Court Upholds 197-Year-Old Sodomy Law
Privacy Rights Aren’t Violated, Justices Say
Times-Picayune, March 29, 2002
http://www.nola.com/news/t-p/metro/index.ssf?/newsstory/sodomy29.html
By Tara Young, Staff writer/The Times-Picayune
Marking the latest lost battle for gay rights activists, the state Supreme
Court refused to strike down Louisiana’s 197-year-old ban on oral and anal
sex Thursday, saying it would contradict a precedent set by the court on a
similar challenge two years ago.
In a unanimous vote, the state Supreme Court said the law does not violate
the privacy rights provided to citizens under the state Constitution, as the
Louisiana Electorate of Gays and Lesbians Inc. charged when it filed its civil
case in 1994.
To support its decision, the court revisited a July 2000 ruling involving a
criminal case in which a man was acquitted of rape but found guilty of
engaging in oral sex.
In that case, the court ruled 5-2 that the law did not violate privacy
rights.
Thursday’s ruling addressed the civil lawsuit filed by the group that
claims the sodomy law is unconstitutional. The suit focused again on the
issues of privacy.
Three years ago, when the civil case went before Civil District Court Judge
Carolyn Gill-Jefferson, she ruled in favor of the group.
Though the high court reversed Gill-Jefferson’s decision Thursday, it
returned the suit to the 4th Circuit Court of Appeal to address 11 other
challenges, including discrimination, enforcement and other perceived stigmas
related to lesbian, gay and transgender people that weren’t addressed by the
appellate court.
New Orleans lawyer John Rawls, who filed the suit, said the law is a
political hot potato.
"I am sick and tired of the 4th Circuit Court of Appeal and the state
Supreme Court punting this case back and forth between them," Rawls said.
"Frankly, the courts of Louisiana should be embarrassed that after 10
years, the longest-running sodomy challenge in U.S. history is nowhere near
its end.
"While this case has been pending, the courts of Tennessee, Montana,
Maryland, Minnesota and Georgia have all thrown out their sodomy laws, and the
legislatures of Nevada and Rhode Island have done the same," Rawls said.
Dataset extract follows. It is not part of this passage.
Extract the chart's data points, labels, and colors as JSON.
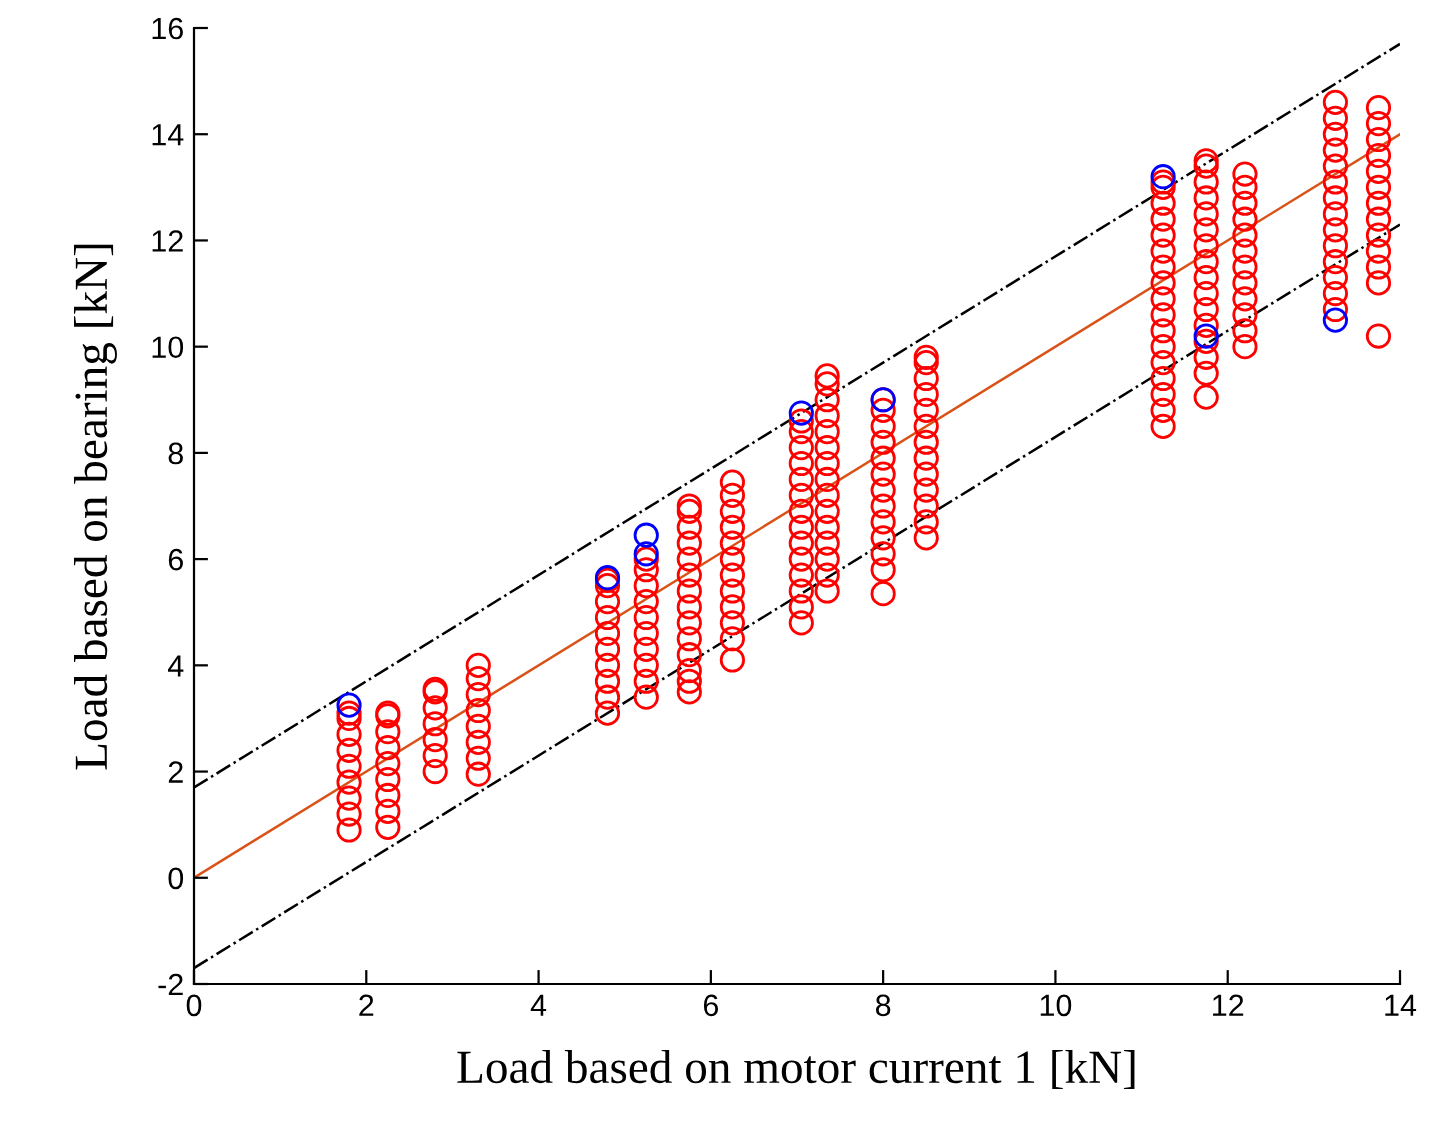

"If the right to privacy doesn’t protect a married couple’s
bedroom, then it doesn’t protect anything."
State Rep. Tony Perkins, R-Baker, a leader in the successful legislative
fight against a bill to change the law last year, did not immediately return a
call for comment Thursday night.
In the past, Perkins has challenged arguments that the law is an invasion
of married couples’ privacy.
"The heart of this legislation has nothing to do with what married
couples choose to do. This has everything to do with legitimizing
homosexuality," Perkins said last year.
Randal Beach, president of the Louisiana Electorate of Gays and Lesbians,
said the justices have failed to uphold citizens’ rights to privacy as
provided by the state Constitution.
The law would have been erased from the books a decade ago if Louisiana’s
Supreme Court wasn’t made up of elected justices, he said.
"They are afraid of retribution at the ballot box," Beach said.
Unfortunately, the Louisiana sodomy law isn't 197 years old and the ban on
oral sex wasn't in the original 1805 law. The current sodomy law dates from
1982. Oral sex was added to the law in 1896.